Billet invité.
On attendait une manifestation de rue, mais ce sont les routes, les autoroutes et les voies de chemins de fer catalans qui ont été coupées hier mercredi. Des dizaines de milliers de passagers ont été affectés par des annulations ou des retards, et des centaines de camions ont été bloqués.
C’est sous cette forme spectaculaire mais mobilisant moins de moyens que l’appel à la grève générale lancé par la centrale syndicale indépendantiste s’est le plus largement concrétisé, soutenu par l’Assemblée nationale catalane et Omnium Cultural, les deux puissantes associations indépendantistes.
En attendant la manifestation prévue pour samedi, les salles d’audience des tribunaux ont pris le relais dans les médias. L’Audience nationale a eu la main lourde en infligeant la prison préventive aux huit membres destitués du gouvernement catalan qui s’étaient présentés à elle, sa dureté tranchant avec la souplesse dont a fait preuve jusqu’à maintenant la Cour suprême à l’égard de la présidente du Parlement catalan Carme Forcadell et de cinq autres élus, mais va-t-elle se confirmer ?
À Bruxelles, la justice belge étudie la demande d’extradition de Carles Puigdemont et de ses compagnons d’exil qui sont sous le coup d’un mandat d’arrêt européen, et dont la dénonciation du « coup d’État » dont est victime la Catalogne ne suscite pas de grands échos parmi les autorités européennes qui serrent les coudes avec Mariano Rajoy. Dans les rues désertes du quartier des institutions européennes de Bruxelles, deux centaines de maires indépendantistes avaient mardi dernier défilé aux cris de « Liberta ! » en exigeant la libération des « prisonniers politiques ».
L’Audience nationale est critiquée par des juristes respectés pour avoir engagé des poursuites au motif de rébellion et sédition, ainsi que pour avoir placé en détention préventive les prévenus à la demande du procureur général. Selon des rumeurs invérifiables, le gouvernement madrilène prendrait ses distances avec cette ligne dure, soucieux de ne pas provoquer de violentes réactions en Catalogne. Il est de fait, en tout état de cause, que les actions de blocage des indépendantistes de mercredi n’ont pas donné lieu à des affrontements violents, comme si les forces de police ne les cherchaient pas non plus.

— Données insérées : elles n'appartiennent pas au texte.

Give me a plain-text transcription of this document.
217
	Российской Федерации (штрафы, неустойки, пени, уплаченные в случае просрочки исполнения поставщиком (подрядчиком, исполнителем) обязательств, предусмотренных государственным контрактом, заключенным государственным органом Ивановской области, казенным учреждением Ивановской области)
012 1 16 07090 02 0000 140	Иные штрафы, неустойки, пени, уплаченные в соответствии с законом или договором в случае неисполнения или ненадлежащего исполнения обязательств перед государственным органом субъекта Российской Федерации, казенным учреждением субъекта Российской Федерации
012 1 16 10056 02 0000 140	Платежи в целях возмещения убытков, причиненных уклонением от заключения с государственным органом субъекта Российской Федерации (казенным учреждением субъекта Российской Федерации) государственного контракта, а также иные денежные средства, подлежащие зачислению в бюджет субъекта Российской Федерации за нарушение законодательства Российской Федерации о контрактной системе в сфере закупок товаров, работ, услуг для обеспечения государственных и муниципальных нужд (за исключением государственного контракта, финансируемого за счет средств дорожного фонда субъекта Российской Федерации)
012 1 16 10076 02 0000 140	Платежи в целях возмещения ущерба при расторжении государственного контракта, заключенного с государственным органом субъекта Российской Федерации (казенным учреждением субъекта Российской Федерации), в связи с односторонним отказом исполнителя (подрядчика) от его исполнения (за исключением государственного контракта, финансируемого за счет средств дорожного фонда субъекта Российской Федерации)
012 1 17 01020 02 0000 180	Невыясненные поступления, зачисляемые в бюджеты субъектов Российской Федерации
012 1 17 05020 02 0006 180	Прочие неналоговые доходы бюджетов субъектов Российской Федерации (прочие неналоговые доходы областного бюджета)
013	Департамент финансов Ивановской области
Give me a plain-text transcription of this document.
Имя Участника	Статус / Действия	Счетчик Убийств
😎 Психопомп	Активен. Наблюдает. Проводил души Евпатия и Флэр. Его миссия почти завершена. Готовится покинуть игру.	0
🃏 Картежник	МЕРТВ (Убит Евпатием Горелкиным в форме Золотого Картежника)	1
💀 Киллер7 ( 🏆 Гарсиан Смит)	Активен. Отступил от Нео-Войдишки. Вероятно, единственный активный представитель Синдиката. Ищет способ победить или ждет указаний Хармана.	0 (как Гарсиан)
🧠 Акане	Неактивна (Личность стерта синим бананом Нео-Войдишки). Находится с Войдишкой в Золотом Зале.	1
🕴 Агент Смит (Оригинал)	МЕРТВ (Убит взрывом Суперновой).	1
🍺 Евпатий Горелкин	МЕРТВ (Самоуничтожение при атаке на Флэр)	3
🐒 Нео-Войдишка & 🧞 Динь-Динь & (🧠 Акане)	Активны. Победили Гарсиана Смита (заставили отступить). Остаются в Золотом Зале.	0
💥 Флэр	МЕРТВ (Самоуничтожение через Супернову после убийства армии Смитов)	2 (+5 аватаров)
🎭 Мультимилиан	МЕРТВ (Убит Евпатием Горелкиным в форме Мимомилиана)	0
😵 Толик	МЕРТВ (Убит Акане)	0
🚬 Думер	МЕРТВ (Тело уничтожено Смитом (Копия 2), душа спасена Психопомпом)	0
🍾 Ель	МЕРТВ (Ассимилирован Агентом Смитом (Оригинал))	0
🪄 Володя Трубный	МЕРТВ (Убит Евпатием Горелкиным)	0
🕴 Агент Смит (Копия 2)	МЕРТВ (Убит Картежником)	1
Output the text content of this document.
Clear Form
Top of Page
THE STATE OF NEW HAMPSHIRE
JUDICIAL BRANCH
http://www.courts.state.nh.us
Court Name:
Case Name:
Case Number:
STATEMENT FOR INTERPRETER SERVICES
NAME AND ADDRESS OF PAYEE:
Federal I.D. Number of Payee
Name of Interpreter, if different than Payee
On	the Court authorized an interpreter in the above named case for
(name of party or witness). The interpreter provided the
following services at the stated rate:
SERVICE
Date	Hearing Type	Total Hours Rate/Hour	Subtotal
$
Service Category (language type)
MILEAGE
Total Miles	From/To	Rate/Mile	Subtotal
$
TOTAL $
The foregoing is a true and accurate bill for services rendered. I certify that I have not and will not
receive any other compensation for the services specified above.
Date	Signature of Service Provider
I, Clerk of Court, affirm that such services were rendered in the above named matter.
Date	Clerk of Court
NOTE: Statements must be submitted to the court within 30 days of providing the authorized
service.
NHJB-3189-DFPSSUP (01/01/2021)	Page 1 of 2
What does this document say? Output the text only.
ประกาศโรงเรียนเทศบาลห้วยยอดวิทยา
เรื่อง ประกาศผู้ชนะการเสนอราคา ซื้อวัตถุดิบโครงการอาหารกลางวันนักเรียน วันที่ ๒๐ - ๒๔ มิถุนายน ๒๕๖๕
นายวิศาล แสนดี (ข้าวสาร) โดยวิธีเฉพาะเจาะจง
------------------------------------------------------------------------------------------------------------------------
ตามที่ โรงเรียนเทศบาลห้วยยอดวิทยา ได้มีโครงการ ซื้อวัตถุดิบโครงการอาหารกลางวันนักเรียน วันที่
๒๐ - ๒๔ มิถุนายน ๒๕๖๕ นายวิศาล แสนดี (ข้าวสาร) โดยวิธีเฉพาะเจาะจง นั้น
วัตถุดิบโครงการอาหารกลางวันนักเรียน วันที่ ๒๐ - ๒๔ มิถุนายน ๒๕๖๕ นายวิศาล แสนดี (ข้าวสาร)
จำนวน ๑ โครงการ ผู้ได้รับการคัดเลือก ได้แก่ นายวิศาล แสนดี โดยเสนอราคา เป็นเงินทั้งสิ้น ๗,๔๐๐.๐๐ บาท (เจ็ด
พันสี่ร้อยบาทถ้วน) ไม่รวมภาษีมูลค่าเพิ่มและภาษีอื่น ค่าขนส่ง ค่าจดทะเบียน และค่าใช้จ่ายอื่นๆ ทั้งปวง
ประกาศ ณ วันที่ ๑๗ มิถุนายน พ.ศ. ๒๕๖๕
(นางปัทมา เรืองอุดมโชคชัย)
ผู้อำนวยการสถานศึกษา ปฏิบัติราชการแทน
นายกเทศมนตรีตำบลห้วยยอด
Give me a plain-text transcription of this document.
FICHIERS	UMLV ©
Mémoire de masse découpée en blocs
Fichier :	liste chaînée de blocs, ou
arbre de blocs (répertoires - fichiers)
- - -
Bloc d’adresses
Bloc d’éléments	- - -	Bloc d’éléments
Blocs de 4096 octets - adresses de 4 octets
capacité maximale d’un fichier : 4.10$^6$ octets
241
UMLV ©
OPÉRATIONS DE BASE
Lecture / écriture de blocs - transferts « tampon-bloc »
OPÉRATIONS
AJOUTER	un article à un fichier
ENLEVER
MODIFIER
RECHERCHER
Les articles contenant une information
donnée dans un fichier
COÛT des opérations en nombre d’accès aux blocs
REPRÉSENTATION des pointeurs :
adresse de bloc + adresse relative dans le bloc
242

Les spéculations ne manquent pas, et certaines font état d’un éventuel projet de réunification sous la responsabilité de la Cour Suprême de toutes les poursuites engagées, y compris celles qui l’ont été par différentes cours de justice catalanes. Dans l’intention, est-il espéré, que soient levées toutes les mises en détention provisoires, y compris celles des deux dirigeants des organisations indépendantistes qui y ont été astreints en premier. Ce n’est pas cette dynamique qui a jusqu’à maintenant prévalu. Le parquet ayant ce soir demandé la mise en détention de Carme Forcadell et de trois des co-accusés sur cinq, le juge Pablo Llarena va-t-il ou non suivre ses réquisitions ? Si cela devait être le cas, cette hypothèse s’écroulerait.
La préparation des élections du 21 décembre bat son plein, et les regards sont tournés vers la gauche, qui finalement ne devrait pas rééditer la constitution du front commun de 2015, sauf revirement de dernière minute. Le PDeCAT de Carles Puigdemont, pour lequel les sondages annoncent un important recul, y était favorable afin de masquer celui-ci, mais la gauche indépendantiste catalane de l’ERC, qui a au contraire le vent en poupe, préfère avoir l’occasion de l’affirmer. Troisième composante de l’ancien front uni, l’extrême-gauche de la CUP est divisée sur l’opportunité d’une participation à des élections convoquées par Madrid. À l’arrivée, les sondages continuent d’accorder des scores très proches aux indépendantistes et unionistes. Donnant à Carles Puigdemont l’opportunité, depuis Bruxelles, de demander aux autorités de Madrid s’ils accepteront le verdict des urnes si les indépendantistes l’emportent…
Ada Colau et la coalition « Catalunya, Si que es Pot » (Catalogne, oui c’est possible), qui lui a permis d’emporter la mairie de Barcelone avec le soutien de Podemos, voudrait intervenir sur le terrain des questions sociales. « Il existe un espace politique où l’on peut revendiquer, non pas l’indépendance, mais des souverainetés, sur des sujets très concrets, qui touchent la vie des gens » explique le député catalan Lluís Rabell qui en avait été le chef de file. Mais cette démarche reste à contre-temps.